Augmentation des attaques

Dans le village, les blindés des Nations unies sont également pris pour cible. Ils ouvrent le feu pour se frayer un chemin jusqu’au petit groupe. Après 20 minutes de tirs, le silence. On se compte dans les rangs de la Croix-Rouge et de la mission de l'ONU en RDC ( Monusco ). Personne ne manque. Personne n’est blessé. En reprenant la route, un Casque bleu entonne une prière, le visage trempé de sueur.

Depuis octobre, l’ampleur et la fréquence des attaques de la Codeco ont augmenté dans le territoire de Djugu, bordé à l’est par le lac Albert et l’Ouganda. Dans les dix derniers jours de novembre, au moins 82 personnes ont été tuées, selon les chercheurs du Baromètre sécuritaire du Kivu (KST), présents dans les zones de conflits dans l’est du Congo.

"A nous l'école"

De retour de Dhedja , les blindés de l'ONU font une halte à Drodro . Du camp de déplacés qui accueillait 16 000 personnes il y a encore un mois, au pied de la paroisse catholique, il ne reste que des ruines. Le 21 novembre, des miliciens incendiaient les cases et les abris et tuaient 26 personnes. Aujourd’hui, des dizaines de corbeaux, quelques femmes et de jeunes enfants fouillent les décombres à la recherche de quoi manger ou de matériaux à récupérer.

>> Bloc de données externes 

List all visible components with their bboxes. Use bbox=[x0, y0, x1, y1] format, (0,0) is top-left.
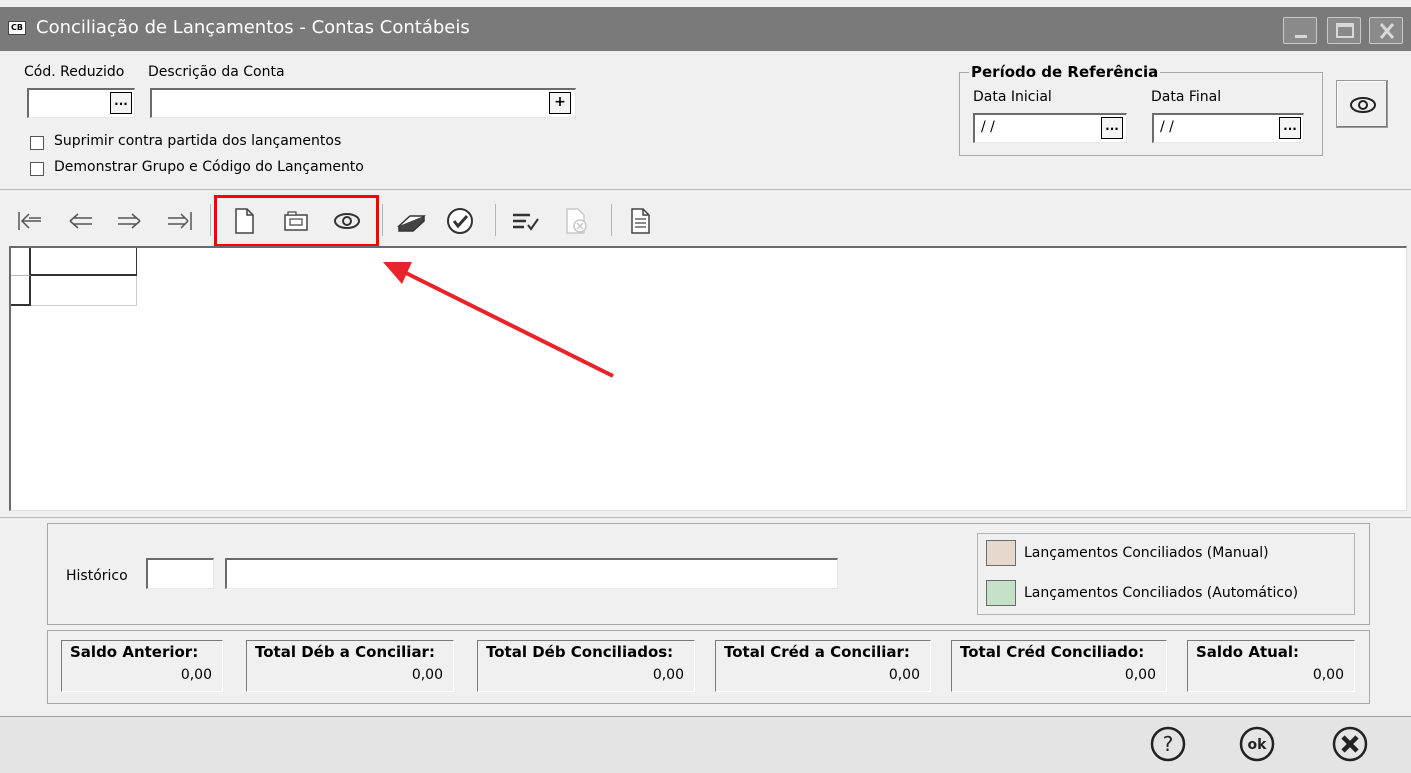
total-deb-a-conciliar-box: Total Déb a Conciliar: 0,00 bbox=[246, 640, 454, 692]
auto-legend-swatch bbox=[986, 580, 1016, 606]
total-cred-a-conciliar-value: 0,00 bbox=[888, 667, 920, 683]
total-deb-a-conciliar-value: 0,00 bbox=[411, 667, 443, 683]
total-deb-conciliados-label: Total Déb Conciliados: bbox=[486, 643, 674, 661]
total-cred-a-conciliar-box: Total Créd a Conciliar: 0,00 bbox=[715, 640, 931, 692]
saldo-atual-value: 0,00 bbox=[1312, 667, 1344, 683]
total-deb-a-conciliar-label: Total Déb a Conciliar: bbox=[255, 643, 435, 661]
manual-legend-swatch bbox=[986, 540, 1016, 566]
saldo-anterior-value: 0,00 bbox=[180, 667, 212, 683]
total-cred-conciliado-box: Total Créd Conciliado: 0,00 bbox=[951, 640, 1167, 692]
saldo-anterior-label: Saldo Anterior: bbox=[70, 643, 199, 661]
saldo-atual-label: Saldo Atual: bbox=[1196, 643, 1300, 661]
total-cred-a-conciliar-label: Total Créd a Conciliar: bbox=[724, 643, 910, 661]
footer-bar bbox=[0, 716, 1411, 773]
ok-label: ok bbox=[1248, 737, 1268, 753]
total-cred-conciliado-label: Total Créd Conciliado: bbox=[960, 643, 1145, 661]
manual-legend-label: Lançamentos Conciliados (Manual) bbox=[1024, 545, 1269, 561]
help-button[interactable]: ? bbox=[1148, 724, 1188, 764]
ok-button[interactable]: ok bbox=[1237, 724, 1277, 764]
total-deb-conciliados-value: 0,00 bbox=[652, 667, 684, 683]
total-cred-conciliado-value: 0,00 bbox=[1124, 667, 1156, 683]
total-deb-conciliados-box: Total Déb Conciliados: 0,00 bbox=[477, 640, 695, 692]
auto-legend-label: Lançamentos Conciliados (Automático) bbox=[1024, 585, 1299, 601]
saldo-anterior-box: Saldo Anterior: 0,00 bbox=[61, 640, 223, 692]
svg-text:?: ? bbox=[1163, 732, 1174, 756]
historico-text-input[interactable] bbox=[225, 558, 838, 589]
grid-bottom-separator bbox=[0, 517, 1411, 518]
saldo-atual-box: Saldo Atual: 0,00 bbox=[1187, 640, 1355, 692]
historico-label: Histórico bbox=[66, 568, 128, 584]
historico-code-input[interactable] bbox=[146, 558, 214, 589]
cancel-button[interactable] bbox=[1330, 724, 1370, 764]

Un enfant s’extrait d’entre les ruines, un cahier à la main. A l’encre bleue sur la couverture est écrit "A nous l’école !" . Mais plus aucune école n’est ouverte par ici. L’hôpital, soutenu par Médecins sans frontières (MSF) , est lui aussi fermé depuis l’attaque. "Même la paroisse et les ONG sont des déplacés !" , s’exclame un notable, croisé sur la route de terre qui mène, 10 km à l’est, à la colline de Rhoo, terminus du convoi des Casques bleus.

"Attendre la mort"

Sur les flancs de cette butte, à 2 000 m d’altitude, des abris de branches et de bâches s’imbriquent anarchiquement sur 20 hectares autour de la base des Nations unies. "La zone est totalement enclavée" , s’alarme Audrey Rivière, coordinatrice pour l’Ituri de l’ONG Action contre la faim , arrivée à Rhoo par hélicoptère, comme les rares humanitaires présents. "Il y a moins de 3 m2 par personne. Les gens ici manquent de tout : d’eau, de nourriture, d’endroits où faire leurs besoins" .

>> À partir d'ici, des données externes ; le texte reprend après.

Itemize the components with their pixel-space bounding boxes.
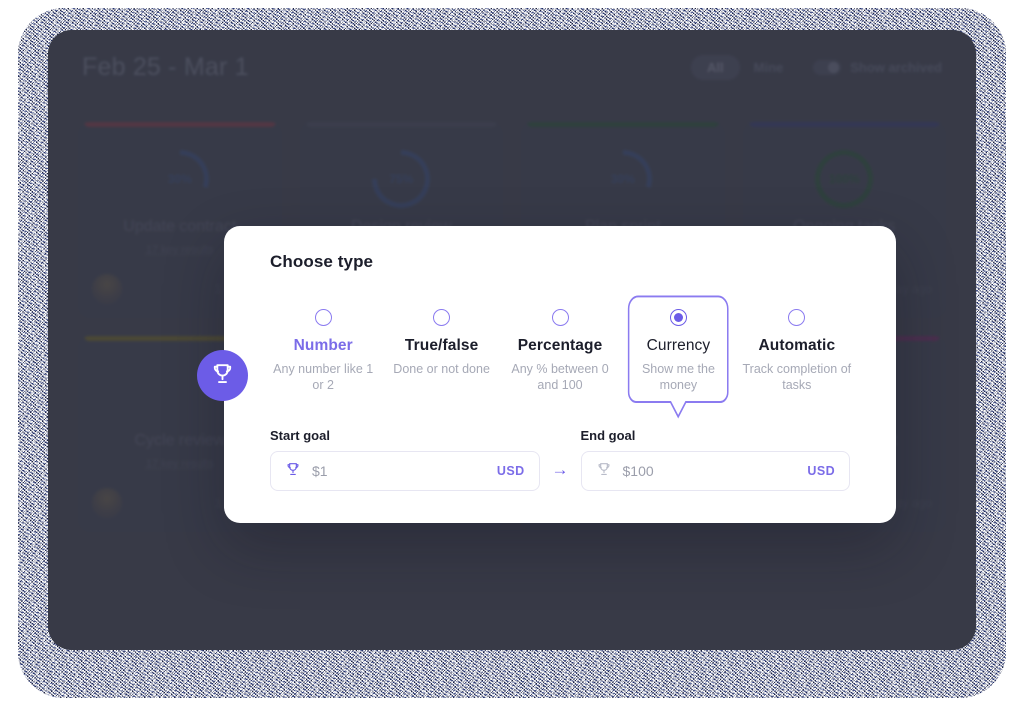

Constant Ngaz, un commerçant, est résigné. "Malgré les risques, nous sommes obligés de sortir du camp pour chercher à manger, mais il n’y a pas la sécurité. A Rhoo, les gens n’attendent plus que la mort ". Ces deux dernières semaines, au moins trois déplacés ont été tués à proximité du camp alors qu’ils partaient aux champs ou chercher de l’eau.

Racket aux check-points

Les premiers camions apportant l’aide du Programme alimentaire mondial (PAM) ont pu atteindre Rhoo lundi par la route. Trois jours plus tôt, un camionneur déclarait avoir "été racketté par les Codeco" pour passer leurs check-points. Depuis vendredi, au moins quatre personnes ont été tuées sur cette route menant à Bunia , la capitale provinciale.

Le soleil a disparu sur la colline. Les secouristes de la Croix-Rouge rejoignent leurs abris. Un peu plus loin, noyées dans la fumée de feux de bois, des dizaines de personnes dont des enfants s’entassent en plein air par petites grappes pour se protéger du froid et trouver désespérément le sommeil, en priant qu’il ne pleuve pas.

Après des années de guerre, l’ Ituri a connu un calme relatif pendant près de 20 ans. Fin 2017, les violences ont repris, sporadiques d'abord puis de plus grande ampleur en 2019, avec des factions communautaires structurées et bien armées.